As you can see, just to exemplify, I created a new method called myTest (you are not limited to one method) and I created the runner, which iterates ten times executing and benchmarking the test using the benchmark().measure(...) call. You will not use a String argument for the name of the operation, because you are actually benchmarking the test itself, not an operation from it.

DSL Rules:

  • The constructor needs to match the super constructor (one argument of type Class<? extends AbstractTest> testClass)
  • The constructor needs to be public
  • In the test runner you need to take care of benchmarking

TODO: Write a test which checks the Runner constructor.

Composite test runners

Writing runners for a Composite Test is essentially exactly like writing for simple ones.

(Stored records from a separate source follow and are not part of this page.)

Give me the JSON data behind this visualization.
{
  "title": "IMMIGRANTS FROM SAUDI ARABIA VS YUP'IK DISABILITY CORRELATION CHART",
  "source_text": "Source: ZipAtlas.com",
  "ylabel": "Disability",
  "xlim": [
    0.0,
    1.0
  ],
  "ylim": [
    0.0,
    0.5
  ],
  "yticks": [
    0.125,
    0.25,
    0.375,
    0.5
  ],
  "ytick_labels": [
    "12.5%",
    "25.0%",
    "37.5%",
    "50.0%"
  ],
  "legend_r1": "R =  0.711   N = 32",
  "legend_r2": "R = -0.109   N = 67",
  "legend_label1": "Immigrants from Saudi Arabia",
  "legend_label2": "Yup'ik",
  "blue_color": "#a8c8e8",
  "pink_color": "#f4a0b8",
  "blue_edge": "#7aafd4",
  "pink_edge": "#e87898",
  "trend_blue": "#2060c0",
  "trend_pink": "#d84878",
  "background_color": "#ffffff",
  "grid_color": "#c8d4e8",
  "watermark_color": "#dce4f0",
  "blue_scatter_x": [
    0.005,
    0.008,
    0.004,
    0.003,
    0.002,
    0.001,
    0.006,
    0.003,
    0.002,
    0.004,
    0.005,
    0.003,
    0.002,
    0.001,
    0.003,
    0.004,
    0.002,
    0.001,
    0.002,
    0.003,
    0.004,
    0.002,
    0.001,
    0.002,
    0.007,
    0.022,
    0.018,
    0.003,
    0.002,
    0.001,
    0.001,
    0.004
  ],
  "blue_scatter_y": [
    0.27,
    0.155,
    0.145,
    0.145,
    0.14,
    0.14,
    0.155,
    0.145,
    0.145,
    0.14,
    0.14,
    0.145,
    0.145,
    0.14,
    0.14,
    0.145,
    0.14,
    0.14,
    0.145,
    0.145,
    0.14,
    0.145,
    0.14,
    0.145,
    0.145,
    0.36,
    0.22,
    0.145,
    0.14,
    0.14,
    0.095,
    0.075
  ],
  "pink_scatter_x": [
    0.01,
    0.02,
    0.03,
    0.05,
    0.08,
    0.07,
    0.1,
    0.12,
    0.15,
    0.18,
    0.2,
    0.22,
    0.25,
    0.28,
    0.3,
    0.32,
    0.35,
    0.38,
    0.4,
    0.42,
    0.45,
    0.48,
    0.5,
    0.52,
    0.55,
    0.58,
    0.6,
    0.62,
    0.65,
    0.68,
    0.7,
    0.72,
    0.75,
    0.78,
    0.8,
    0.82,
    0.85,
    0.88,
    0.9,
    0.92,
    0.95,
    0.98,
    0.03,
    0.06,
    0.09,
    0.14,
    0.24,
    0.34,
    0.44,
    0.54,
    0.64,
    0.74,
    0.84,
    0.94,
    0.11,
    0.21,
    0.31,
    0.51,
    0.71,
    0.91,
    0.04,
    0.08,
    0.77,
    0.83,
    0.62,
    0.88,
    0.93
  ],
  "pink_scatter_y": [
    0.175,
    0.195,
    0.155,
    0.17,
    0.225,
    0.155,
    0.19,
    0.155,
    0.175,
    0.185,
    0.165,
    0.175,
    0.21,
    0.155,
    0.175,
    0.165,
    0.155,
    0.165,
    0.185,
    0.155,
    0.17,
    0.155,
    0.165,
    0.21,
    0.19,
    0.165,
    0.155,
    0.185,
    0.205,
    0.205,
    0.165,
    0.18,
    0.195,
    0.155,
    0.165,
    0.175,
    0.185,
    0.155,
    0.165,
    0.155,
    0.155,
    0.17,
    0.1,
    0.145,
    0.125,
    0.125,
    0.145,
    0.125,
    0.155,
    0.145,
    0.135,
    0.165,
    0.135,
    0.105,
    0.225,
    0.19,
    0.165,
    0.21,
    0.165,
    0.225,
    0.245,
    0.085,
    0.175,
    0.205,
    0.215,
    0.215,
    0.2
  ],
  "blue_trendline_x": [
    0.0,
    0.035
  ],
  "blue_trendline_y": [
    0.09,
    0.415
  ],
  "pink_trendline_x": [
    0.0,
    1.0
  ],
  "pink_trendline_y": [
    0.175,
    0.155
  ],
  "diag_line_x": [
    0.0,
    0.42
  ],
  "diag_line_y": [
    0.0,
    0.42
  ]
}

There are only two things that you need to keep in mind as a best practice:

  1. Use the child test's runner, don't execute the test in the composite test runner via its methods
  2. Don't benchmark the child test, its runner is responsible for taking care of that

We can look at the CompositeTestRunner from the ToughDay2 core to see how would that look like: public class CompositeTestRunner extends AbstractTestRunner {

    public CompositeTestRunner(Class testClass) { super(testClass); }

    @Override
    protected void run(CompositeTest testObject, RunMap runMap) throws Throwable {
        testObject.benchmark().measure(testObject, () -> {
            for (AbstractTest child : testObject.getChildren()) {
                AbstractTestRunner runner = RunnersContainer.getInstance().getRunner(child);
                runner.runTest(child, runMap);
            }
        });
    }
}

Same DSL Rules apply for composite test runners. In fact there is no difference between test/test runners simple or composite from the core's point of view. You can try writing a test runner which executes the children in a random order, instead of one after the other.